Le grain de beauté 1ére partie
"Hop ! Attrape-le !" dit-il en lançant brusquement le ballon vers moi.
J’eus le réflexe de lancer ma main sur sa trajectoire et, au moment ou des ricanements s’amorçaient, la chance me souriant, je le tins fermement à bout de bras. Les ricanements se transformèrent aussitôt en raclements de gorge et moi, faisant mine de n’avoir rien remarqué, l’air parfaitement détaché, je le fis rebondir sur le sol une ou deux fois avant de le renvoyer nonchalamment au lanceur.
« Bon réflexe le parigot ! » me dit Jean… et les ricaneurs d’applaudir… sportivement !
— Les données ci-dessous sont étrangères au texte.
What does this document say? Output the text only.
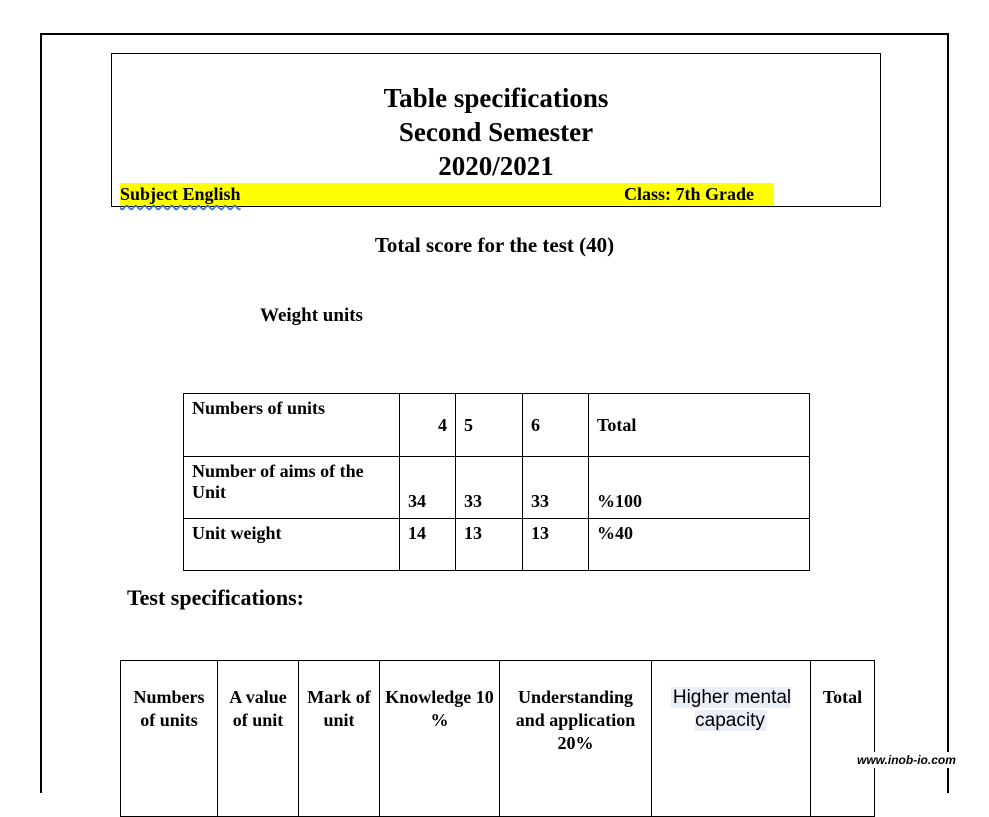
Table specifications
Second Semester
2020/2021
Subject English	Class: 7th Grade
Total score for the test (40)
Weight units
Numbers of units	4	5	6	Total
Number of aims of the Unit	34	33	33	%100
Unit weight	14	13	13	%40
Test specifications:
Numbers of units	A value of unit	Mark of unit	Knowledge 10 %	Understanding and application 20%	Higher mental capacity	Total
www.inob-io.com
« Allez, on reprend ! », fit Jean en frappant dans ses mains, « dimanche, c’est dans deux jours, faudra être fin prêt, du nerf les gars, tirez dessus, n’ayez pas peur, vous la casserez pas la corde ! »
Nous étions en vacances en Normandie, dans une famille d’agriculteurs dont le père de famille était maire du village. Un village de 180 habitants comprenant le bourg, une vingtaine de maisons, l’église, la mairie avec l’école, l’épicerie bar tabac, la boulangerie, la poste et un vaste bâtiment abritant un atelier de réparation de machines agricoles, un garage et une pompe à essence, et tout autour des fermes et des champs, des bois et des ruisseaux.
Je partais souvent, seul, me promener dans la campagne, attiré par les fleurs, les insectes ou les petits rongeurs furtifs, impressionné par la prodigalité de la nature, notamment dans et autour d’un petit étang grouillant de vie, dans lequel j’avais attrapé à main nue des têtards et des petits poissons, des insectes d’eau ou des scarabées, des rainettes miniatures et des nénuphars gigantesques et un affreux petit crapaud gris vert et plein de pustules qui me contemplait l’air hautain et dédaigneux depuis le creux de ma main, tellement tranquille que j’en arrivais à me demander si ce n’était pas lui qui m’avait capturé… pour m’observer de plus près… Je le reposai délicatement dans l’herbe. Il émit alors une sorte de borborygme et s’éloigna sans hâte, sans se retourner, fier et indifférent…comme le prince qu’il était… peut-être… !
« Dis donc mon gars ! Faudra pas être dans la lune dimanche ! »
Je devais avoir l’air ahuri et Jean me regardait mi-souriant, mi-fâché, « sinon, pas de cadeaux ! » Et il partit d’un grand rire avant d’aller expliquer aux plus jeunes la technique de la course en sac.
« Psst ! Viens voir ! » me fit Gérard, le fils du boulanger.
Il tenait une sorte de gros scarabée noir dans sa main, un insecte fabuleux doté d’une paire de pinces impressionnante longues d’environ le tiers de sa taille. Il remplissait la paume de Gérard et devait bien mesurer six centimètres de long.
« T’en as déjà vu des comme ça ? » Et, levant sa main vers mes yeux, « C’est un cerf-volant, il est vachement gros non ? »
« Fais voir cette bestiole ! » lui demanda Hélène, une petite brune aux grands yeux bleu nuit, en lui tirant le bras. La bestiole en question qui remuait ses antennes et ses mandibules dans tous les sens ouvrit tout à coup ses élytres et dépliant ses ailes s’envola lourdement sous son nez lui tirant un cri d’effroi.
« C’est malin ! » dit Gérard d’un ton excédé. « Tu lui as fait peur ! » Et il partit en bougonnant.
« C’était quoi ? » m’interrogea Hélène.
« Un insecte, seulement un insecte ! » répondis-je d’un ton que j’eusse aimé ironique, mais qui ne fût que suffisant.
« Oh ça va ! » me dit elle légèrement vexée et elle s’éloigna, boudeuse, vers les maisons.